If you stroll into the Japanese American National Museum during the next couple of months, see art that doesn’t seem to belong there and start asking questions, you will make Claudia Sobral and Clement Hanami very happy. As co-project directors of “Finding Family Stories,” they hope to stir things up at the museum in Little Tokyo through their collaboration on a project with the Watts Towers Arts Center, which primarily serves the black community, and Plaza de la Raza, a Latino arts center.

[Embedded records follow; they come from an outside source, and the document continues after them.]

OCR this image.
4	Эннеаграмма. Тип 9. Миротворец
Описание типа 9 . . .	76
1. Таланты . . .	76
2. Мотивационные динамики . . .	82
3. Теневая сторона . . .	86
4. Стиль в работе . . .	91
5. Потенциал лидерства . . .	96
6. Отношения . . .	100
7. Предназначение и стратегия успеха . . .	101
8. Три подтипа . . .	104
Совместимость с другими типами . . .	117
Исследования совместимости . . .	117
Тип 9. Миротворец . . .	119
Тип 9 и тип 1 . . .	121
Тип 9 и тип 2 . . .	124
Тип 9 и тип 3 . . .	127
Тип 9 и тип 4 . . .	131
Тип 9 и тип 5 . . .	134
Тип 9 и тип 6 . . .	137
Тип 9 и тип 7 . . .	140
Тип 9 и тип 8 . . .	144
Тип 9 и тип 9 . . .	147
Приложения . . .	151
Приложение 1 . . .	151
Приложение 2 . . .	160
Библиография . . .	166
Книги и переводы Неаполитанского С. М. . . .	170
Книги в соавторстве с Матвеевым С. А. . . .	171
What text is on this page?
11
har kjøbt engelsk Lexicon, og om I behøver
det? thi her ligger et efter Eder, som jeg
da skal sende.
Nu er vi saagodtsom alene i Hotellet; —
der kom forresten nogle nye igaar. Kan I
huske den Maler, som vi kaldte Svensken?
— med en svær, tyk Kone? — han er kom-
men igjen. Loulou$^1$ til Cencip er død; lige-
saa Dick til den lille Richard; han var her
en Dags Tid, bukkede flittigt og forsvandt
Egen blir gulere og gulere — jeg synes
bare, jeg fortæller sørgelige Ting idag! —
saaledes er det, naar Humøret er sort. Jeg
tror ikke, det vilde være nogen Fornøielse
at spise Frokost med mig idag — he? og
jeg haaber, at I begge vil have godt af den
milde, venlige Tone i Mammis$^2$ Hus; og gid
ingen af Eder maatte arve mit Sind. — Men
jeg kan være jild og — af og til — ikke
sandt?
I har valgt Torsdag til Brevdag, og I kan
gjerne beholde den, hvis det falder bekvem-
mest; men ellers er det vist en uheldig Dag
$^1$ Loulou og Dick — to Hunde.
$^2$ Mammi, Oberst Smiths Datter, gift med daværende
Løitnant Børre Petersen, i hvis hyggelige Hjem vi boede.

In this, the second part of the three-year project, the three institutions are displaying contemporary works from inside and outside their traditional communities. All six participating artists--Judy Chan, Charles Dickson, Yolanda Gonzalez, Kori Newkirk, Miguel Angel Reyes and David Alan Yamamoto--will be represented at the Watts Towers Arts Center, which opens its show today. The Japanese American National Museum launched its presentation Thursday with pieces by Dickson, Gonzalez and Yamamoto. Plaza de la Raza’s exhibition, opening Nov. 14, will feature Chan, Newkirk and Reyes.

“The goal is to make connections between different communities of Los Angeles, using art as a language,” Sobral said. “The idea was to find contemporary artists who explore their identity by including family stories in their work. Part of the mission of this museum is to be inclusive, but the exhibition challenges our audience’s perceptions of ethnic cultural institutions.”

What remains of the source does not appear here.